Das Gericht stellte fest, dass das Misstrauen der zweiten Beteiligten gegenüber dem Testamentsvollstrecker nicht auf konkreten Tatsachen beruhte, sondern auf Mutmaßungen und Spekulationen.

Es wurde festgestellt, dass der Testamentsvollstrecker seine Aufgaben ordnungsgemäß wahrgenommen hatte und kein Versagen in der Geschäftsführung vorlag.

Das Gericht betonte, dass das Vertrauensverhältnis zwischen Erbe und Testamentsvollstrecker nicht zwingend erforderlich sei, um das Amt auszuüben, und dass das Misstrauen des Erben allein keinen ausreichenden Grund für die Entlassung des Testamentsvollstreckers darstellt.

Daher wurde die Beschwerde abgewiesen, die Kosten des Verfahrens wurden der zweiten Beteiligten auferlegt, und die Rechtsbeschwerde wurde nicht zugelassen.

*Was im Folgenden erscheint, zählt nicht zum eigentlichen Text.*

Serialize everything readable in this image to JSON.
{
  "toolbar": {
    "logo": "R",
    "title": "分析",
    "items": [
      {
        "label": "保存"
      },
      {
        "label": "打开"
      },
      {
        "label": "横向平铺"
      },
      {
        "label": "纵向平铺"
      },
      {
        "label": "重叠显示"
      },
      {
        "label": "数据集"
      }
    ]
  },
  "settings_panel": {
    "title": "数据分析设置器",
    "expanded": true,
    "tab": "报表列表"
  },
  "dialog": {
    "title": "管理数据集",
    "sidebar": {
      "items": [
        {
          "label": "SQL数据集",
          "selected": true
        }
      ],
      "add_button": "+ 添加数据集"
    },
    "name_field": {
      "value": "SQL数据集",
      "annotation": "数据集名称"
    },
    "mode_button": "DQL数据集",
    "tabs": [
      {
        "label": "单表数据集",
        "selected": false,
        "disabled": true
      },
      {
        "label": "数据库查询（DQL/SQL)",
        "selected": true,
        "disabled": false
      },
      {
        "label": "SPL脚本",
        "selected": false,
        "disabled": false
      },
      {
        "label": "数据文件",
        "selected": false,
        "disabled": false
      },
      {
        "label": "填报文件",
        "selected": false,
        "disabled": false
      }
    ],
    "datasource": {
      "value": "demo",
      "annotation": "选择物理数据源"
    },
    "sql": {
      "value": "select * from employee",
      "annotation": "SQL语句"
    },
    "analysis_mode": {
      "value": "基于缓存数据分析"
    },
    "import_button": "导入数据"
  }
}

Entlassung aus dem Amt des Testamentsvollstreckers nach § 2227 BGB – OLG Hamm 10 W 35/21 – Inhaltsverzeichnis

I. Einleitung

A. Vorstellung des Falls

B. Beschwerde der zweiten Beteiligten

II. Hintergrundinformationen zum Fall

A. Testamentarische Bestimmungen der Erblasser

B. Tätigkeit des Testamentsvollstreckers nach dem Tod des Erblassers

III. Beschwerde der zweiten Beteiligten

A. Vorbringen der Beschwerdeführerin

B. Argumentation für die Entlassung des Testamentsvollstreckers

IV. Standpunkt des Testamentsvollstreckers

A. Argumente des Beteiligten zu 1)

B. Verteidigung gegen die Vorwürfe der Beschwerdeführerin

V. Entscheidung des OLG Hamm

A. Beurteilung des wichtigen Grundes für eine Entlassung

B. Bewertung der vorgebrachten Vorwürfe

C. Schlussfolgerung und Beschluss

VI. Schlussbemerkungen

A. Zusammenfassung der Entscheidung

B. Festlegung der Kosten und Rechtsmittelhinweise

Zum Entscheidungstext:

Die Beschwerde der Beteiligten zu 2) vom 21.01.2021 gegen den Beschluss des Amtsgerichts – Nachlassgericht – Gütersloh vom 28.12.2020 wird zurückgewiesen.

Die Kosten des Beschwerdeverfahrens einschließlich der notwendigen Auslagen der Beteiligten zu 1) und 3) trägt die Beteiligte zu 2).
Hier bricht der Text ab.